Speaking to journalists after the meeting, the Minister of Labour and Employment, Chris Ngige, said that the meeting evaluated seven key issues.
He maintained that both parties were satisfied with the implementation stage of what he described as “work in progress,” noting that some of the items in the MOA were nearly done 100 percent within the timeline.
The Minister disclosed that the National Information Technology Development Agency (NITDA) has been directed to expedite action on the integrity test on the University Transparency Accountability Solution (UTAS), which if successful, would eliminate the challenges posed by the peculiarities of the university system to the current payment platform.
He further said that the government has paid the sum of N30 billion as the University Revitalisation Fund as contained in the MOA since January.
According to Ngige, the money is still lodged with the Central Bank of Nigeria pending the conclusion of the audit report of the implementation committee on the use of previous funds disbursement to universities by the Ministry of Education and the National University Commission (NUC).

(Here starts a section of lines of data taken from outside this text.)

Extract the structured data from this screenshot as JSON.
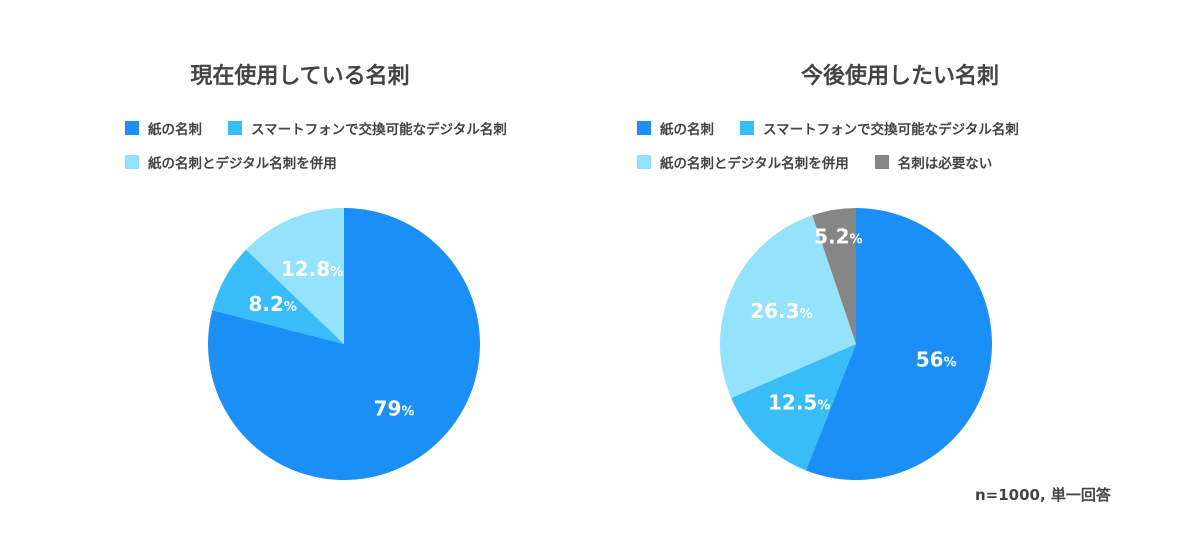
{
  "chart_data": [
    {
      "type": "pie",
      "title": "現在使用している名刺",
      "start_angle_deg": 0,
      "slices": [
        {
          "label": "紙の名刺",
          "value": 79,
          "value_text": "79",
          "color": "#1b8ff5"
        },
        {
          "label": "スマートフォンで交換可能なデジタル名刺",
          "value": 8.2,
          "value_text": "8.2",
          "color": "#38bdf8"
        },
        {
          "label": "紙の名刺とデジタル名刺を併用",
          "value": 12.8,
          "value_text": "12.8",
          "color": "#94e2fb"
        }
      ],
      "unit": "%",
      "legend_position": "top"
    },
    {
      "type": "pie",
      "title": "今後使用したい名刺",
      "start_angle_deg": 0,
      "slices": [
        {
          "label": "紙の名刺",
          "value": 56,
          "value_text": "56",
          "color": "#1b8ff5"
        },
        {
          "label": "スマートフォンで交換可能なデジタル名刺",
          "value": 12.5,
          "value_text": "12.5",
          "color": "#38bdf8"
        },
        {
          "label": "紙の名刺とデジタル名刺を併用",
          "value": 26.3,
          "value_text": "26.3",
          "color": "#94e2fb"
        },
        {
          "label": "名刺は必要ない",
          "value": 5.2,
          "value_text": "5.2",
          "color": "#868686"
        }
      ],
      "unit": "%",
      "legend_position": "top"
    }
  ],
  "note": "n=1000, 単一回答",
  "colors": {
    "label_text": "#ffffff",
    "title_text": "#444444"
  }
}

“The report has been turned in, deliberated upon and both the education ministry and the NUC have promised to write to the Accountant-General of the Federation next week for the release of the money to the NEEDS Special Account for onward disbursement to universities shortly,” he said.
The minister noted that the monies would be paid to successful universities based on the evaluation report of the committee while those with shortcomings would be made to make up before accessing the fund.
He explained that apart from the N40 billion earned allowance which the Federal Government has already paid, the Budget Office of the Federation showed evidence that N22 billion earned allowances for the year 2021 were already captured in the 2021 supplementary budget of the federation, and will soon be accessed.
“On the proliferation of State universities, a bill has been sent to the National Assembly by the NUC to strengthen its arms in terms of delisting universities where funding and other parameters are inadequate. This effort was commended as all the parties agreed that mushrooming and proliferation of state universities, some of which mock the ideals of an ivory tower, should stop.
“The inconsistencies in the IPPIS payment were also discussed. There was good interaction and documents were exchanged between IPPIS and ASUU. ASUU is to go back to its members so that we can have a proper update on the extent of the inconsistencies in payment,” Ngige briefed.
He added, “We expressed our displeasure that these things are happening – amputation of salaries, not-too-clear, foggy things happening over peoples monthly emoluments. So we have asked IPPIS and ASUU to work together over this.”
The minister said evidence was presented that promotion arrears have been paid to some universities while the Budget Office of the Federation and the Office of the Accountant General of the Federation were asked to liaise with ASUU to sort out the rest.
He stated that that the standing committee on the matter has been expanded to include National Income Salaries and Wages Commission.
“A situation where a university professor is paid N107, 000 out of mistake or over deduction is unacceptable,” Ngige declared.
Commending ASUU, the minister was shocked that the National Association of Resident Doctors (NARD) would embark on another strike after a similar evaluation meeting which he said was successful.
ASUU President, Professor Emmanuel Osodeke, on his part, said the union was fairly satisfied with the outcome and promised that ASUU would reach out to its members.